Métis chef Jenni Lessard’s Han Wi Moon Dinner: bison tenderloin with yarrow and sage, plus fry bannock with birch butter and chokecherry syrup. A taste of connection. Photo courtesy Tourism Saskatchewan
As the sun sets over the South Saskatchewan River, I’m seated on a bluff at Wanuskewin Heritage Park savouring Métis chef Jenni Lessard’s Han Wi Moon Dinner starring bison tenderloin seasoned with yarrow and sage, and fry bannock with birch butter and chokecherry syrup. When we move to a roaring campfire for fireweed tea, the park’s founder and chief archaeologist Ernie Walker shares the story of how the resident bison herd uncovered four boulders covered in ancient petroglyphs (rock carvings) a few years ago by rubbing, wallowing and pawing in just the right place.
The miraculous discovery has helped Wanuskewin pursue a UNESCO World Heritage Site designation. “It’s really nice to be on this land, eating good food and hearing good stories,” shares Lessard. “As a Métis person, when I eat bison, it feels like a direct connection to my past.”

A Fancy Shawl Dancer moves across the prairie at Wanuskewin Heritage Park, where the land has held ceremonies for more than 6,000 years. The dance tells a story of resilience, beauty, and the butterfly’s emergence — a reminder that Indigenous cultures are very much alive and evolving. Photo courtesy Tourism Saskatchewan
Located on Treaty Six Territory and the Homeland of the Métis outside of Saskatoon, Wanuskewin is a cultural centre and archaeological site that has been a gathering place for more than 6,400 years, first for nomadic Indigenous groups and now for global visitors. Its name roughly translates as “seeking peace of mind” in the Nēhiyawēwin (Plains Cree) language.

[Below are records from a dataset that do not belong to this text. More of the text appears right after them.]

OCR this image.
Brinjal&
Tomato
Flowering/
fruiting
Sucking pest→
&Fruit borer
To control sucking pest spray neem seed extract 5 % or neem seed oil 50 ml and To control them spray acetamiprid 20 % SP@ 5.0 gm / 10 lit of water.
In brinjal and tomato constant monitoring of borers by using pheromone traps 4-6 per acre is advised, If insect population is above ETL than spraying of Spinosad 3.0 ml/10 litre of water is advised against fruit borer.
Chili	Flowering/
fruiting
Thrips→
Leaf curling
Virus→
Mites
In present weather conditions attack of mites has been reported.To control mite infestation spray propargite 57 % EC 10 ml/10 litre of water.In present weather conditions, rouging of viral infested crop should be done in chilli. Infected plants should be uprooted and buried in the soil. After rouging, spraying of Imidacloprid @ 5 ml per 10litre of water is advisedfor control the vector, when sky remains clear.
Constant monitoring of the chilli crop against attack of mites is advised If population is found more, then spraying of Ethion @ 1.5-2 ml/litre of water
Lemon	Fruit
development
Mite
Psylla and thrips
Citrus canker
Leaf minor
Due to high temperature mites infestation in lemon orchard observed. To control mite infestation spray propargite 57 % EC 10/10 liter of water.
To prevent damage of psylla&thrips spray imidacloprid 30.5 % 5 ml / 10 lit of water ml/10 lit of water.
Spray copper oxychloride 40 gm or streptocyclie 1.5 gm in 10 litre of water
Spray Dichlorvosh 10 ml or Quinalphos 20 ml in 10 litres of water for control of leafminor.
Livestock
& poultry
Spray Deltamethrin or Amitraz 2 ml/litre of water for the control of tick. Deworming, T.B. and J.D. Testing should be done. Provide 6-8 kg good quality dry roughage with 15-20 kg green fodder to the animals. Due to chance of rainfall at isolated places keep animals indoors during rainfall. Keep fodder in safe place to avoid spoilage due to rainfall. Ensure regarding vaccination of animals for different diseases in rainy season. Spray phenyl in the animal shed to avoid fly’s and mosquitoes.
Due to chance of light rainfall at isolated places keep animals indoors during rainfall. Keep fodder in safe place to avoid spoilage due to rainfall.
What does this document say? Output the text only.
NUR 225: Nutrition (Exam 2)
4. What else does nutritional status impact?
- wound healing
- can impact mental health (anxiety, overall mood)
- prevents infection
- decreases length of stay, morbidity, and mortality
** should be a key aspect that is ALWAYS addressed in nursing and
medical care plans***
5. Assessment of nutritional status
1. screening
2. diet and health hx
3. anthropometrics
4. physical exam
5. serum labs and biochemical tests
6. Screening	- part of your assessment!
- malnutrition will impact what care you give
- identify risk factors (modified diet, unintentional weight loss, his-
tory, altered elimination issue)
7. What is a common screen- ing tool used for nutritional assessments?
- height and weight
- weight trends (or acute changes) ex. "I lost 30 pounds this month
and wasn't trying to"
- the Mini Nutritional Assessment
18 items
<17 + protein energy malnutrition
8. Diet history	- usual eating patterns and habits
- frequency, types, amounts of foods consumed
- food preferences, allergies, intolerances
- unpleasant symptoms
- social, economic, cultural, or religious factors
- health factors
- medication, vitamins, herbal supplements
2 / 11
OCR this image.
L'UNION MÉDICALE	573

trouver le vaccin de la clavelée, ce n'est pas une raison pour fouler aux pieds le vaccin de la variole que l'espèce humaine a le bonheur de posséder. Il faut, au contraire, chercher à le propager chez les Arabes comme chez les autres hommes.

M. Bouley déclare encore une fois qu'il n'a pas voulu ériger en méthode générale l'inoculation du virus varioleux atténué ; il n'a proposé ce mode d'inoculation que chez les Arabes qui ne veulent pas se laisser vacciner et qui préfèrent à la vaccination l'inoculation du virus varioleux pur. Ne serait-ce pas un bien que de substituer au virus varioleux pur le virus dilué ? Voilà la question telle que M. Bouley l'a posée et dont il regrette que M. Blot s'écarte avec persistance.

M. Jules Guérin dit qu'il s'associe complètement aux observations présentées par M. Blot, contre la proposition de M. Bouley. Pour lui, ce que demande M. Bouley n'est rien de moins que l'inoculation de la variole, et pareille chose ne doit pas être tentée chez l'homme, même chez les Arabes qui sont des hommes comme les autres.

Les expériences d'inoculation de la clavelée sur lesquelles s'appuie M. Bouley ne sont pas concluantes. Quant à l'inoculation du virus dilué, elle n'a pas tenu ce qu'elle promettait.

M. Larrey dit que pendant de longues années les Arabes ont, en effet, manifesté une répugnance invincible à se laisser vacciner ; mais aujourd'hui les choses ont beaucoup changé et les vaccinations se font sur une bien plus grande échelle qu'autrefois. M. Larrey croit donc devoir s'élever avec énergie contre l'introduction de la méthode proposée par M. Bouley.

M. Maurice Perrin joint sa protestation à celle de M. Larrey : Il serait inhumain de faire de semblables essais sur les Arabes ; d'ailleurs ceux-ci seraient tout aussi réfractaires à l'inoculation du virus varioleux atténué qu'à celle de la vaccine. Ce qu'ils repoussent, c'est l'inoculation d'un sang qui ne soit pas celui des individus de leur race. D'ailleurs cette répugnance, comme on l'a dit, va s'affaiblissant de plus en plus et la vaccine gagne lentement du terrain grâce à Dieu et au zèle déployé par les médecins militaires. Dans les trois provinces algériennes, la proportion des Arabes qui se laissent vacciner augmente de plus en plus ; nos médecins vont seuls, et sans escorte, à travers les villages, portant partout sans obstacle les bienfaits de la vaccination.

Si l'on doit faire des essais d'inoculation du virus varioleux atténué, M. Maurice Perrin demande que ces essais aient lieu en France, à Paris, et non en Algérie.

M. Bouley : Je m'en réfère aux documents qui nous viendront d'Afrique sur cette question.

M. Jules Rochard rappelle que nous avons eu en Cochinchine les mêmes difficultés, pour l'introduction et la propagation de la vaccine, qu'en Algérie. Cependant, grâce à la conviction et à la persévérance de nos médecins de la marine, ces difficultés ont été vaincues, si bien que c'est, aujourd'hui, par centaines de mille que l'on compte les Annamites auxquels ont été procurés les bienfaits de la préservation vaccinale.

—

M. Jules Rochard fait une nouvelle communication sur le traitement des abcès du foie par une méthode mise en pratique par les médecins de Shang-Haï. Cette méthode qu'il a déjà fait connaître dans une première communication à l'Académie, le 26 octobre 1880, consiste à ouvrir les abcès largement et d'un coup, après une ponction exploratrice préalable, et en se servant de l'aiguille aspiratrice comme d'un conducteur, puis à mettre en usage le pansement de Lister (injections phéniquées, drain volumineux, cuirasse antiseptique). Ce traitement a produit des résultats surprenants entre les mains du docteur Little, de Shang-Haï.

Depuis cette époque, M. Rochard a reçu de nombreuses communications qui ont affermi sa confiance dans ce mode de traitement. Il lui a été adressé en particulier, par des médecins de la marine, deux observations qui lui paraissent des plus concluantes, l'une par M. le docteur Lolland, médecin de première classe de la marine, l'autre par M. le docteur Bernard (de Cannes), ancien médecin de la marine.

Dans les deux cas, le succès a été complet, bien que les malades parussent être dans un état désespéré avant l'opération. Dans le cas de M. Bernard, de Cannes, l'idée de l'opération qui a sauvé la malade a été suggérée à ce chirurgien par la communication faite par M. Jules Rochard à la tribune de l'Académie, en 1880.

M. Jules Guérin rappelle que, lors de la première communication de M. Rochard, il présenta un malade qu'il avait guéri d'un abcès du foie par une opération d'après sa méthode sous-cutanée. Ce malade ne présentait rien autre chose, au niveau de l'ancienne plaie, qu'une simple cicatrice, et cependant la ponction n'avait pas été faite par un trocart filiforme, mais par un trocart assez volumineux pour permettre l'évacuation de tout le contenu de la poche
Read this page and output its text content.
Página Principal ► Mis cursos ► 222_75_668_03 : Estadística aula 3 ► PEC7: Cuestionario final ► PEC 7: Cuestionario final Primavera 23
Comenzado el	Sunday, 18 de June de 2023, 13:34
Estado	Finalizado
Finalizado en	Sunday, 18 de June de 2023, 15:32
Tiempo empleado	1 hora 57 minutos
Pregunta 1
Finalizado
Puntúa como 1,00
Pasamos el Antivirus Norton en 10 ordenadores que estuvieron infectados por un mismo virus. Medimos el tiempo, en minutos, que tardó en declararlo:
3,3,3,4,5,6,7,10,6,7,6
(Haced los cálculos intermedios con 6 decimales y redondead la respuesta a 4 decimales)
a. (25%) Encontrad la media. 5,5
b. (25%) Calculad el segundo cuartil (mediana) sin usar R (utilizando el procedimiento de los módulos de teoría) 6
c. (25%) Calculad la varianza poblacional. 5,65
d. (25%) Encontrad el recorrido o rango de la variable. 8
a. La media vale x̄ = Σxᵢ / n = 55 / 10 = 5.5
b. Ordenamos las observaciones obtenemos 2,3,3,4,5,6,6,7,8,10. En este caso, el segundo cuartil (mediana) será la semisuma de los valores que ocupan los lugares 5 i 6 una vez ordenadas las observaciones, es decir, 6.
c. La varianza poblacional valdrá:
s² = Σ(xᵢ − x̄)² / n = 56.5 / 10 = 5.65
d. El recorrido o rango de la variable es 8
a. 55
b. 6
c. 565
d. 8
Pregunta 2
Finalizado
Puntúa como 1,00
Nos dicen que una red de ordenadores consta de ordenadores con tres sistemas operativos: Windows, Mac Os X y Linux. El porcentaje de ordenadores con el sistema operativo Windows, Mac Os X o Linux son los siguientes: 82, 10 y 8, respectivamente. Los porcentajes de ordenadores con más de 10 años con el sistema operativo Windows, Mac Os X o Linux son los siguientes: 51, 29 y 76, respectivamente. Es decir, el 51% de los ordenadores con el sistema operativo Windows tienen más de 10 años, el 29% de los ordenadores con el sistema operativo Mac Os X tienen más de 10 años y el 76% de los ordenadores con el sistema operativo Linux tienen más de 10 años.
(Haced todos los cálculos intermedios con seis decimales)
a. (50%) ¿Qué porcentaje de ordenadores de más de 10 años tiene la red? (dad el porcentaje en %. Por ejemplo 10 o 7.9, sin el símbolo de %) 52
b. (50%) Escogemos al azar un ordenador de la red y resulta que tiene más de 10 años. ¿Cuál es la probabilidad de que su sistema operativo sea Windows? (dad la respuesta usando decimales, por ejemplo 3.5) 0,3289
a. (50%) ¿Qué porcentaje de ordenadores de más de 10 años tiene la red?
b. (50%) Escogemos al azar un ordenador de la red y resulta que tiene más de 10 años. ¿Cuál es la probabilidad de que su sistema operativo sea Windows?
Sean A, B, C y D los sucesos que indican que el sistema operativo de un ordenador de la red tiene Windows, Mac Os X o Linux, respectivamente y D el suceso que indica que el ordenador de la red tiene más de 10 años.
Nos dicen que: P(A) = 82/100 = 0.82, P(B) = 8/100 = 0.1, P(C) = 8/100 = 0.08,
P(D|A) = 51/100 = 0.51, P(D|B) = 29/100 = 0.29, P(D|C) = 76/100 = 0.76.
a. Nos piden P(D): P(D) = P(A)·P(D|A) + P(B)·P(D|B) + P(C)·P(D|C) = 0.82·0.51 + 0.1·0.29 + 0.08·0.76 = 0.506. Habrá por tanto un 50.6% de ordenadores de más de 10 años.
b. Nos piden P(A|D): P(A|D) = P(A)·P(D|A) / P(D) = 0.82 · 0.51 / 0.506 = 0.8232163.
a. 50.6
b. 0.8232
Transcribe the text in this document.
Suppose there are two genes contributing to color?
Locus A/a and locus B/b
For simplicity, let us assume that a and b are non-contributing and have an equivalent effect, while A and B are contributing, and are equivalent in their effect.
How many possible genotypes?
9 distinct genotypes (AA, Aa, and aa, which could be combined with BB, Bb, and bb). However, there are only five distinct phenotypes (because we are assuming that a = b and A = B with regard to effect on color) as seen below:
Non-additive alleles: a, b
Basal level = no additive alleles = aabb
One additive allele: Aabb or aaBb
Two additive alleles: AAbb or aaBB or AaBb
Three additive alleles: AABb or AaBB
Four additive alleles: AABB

The Visitor Centre at Wanuskewin Heritage Park, where the “People of the Northern Plains Hall” features permanent exhibits on the culture and history of the Cree, Dakota, Dene, Lakota, and Nakota nations. For over 6,000 years, this land has been a gathering place — and here, those stories are honoured. Photo courtesy Tourism Saskatchewan
Visits are as peaceful as they are busy, as I take in a historic buffalo jump site, tipi rings, medicine wheel and the bison that are restoring native grasses. I meet Elders and residential school survivors, listen to a Cree fiddler, watch a powwow dancer in ornate regalia, have goose soup for lunch, join an interactive activity called “tipi teachings” and am guided across nearly 600 acres. The biggest takeaways – Indigenous cultures are very much alive and evolving, and Saskatchewan isn’t flat and boring. “Unfortunately for you, you are now deputized,” Walker teases. “Spread the word that there’s something special happening in Saskatchewan.”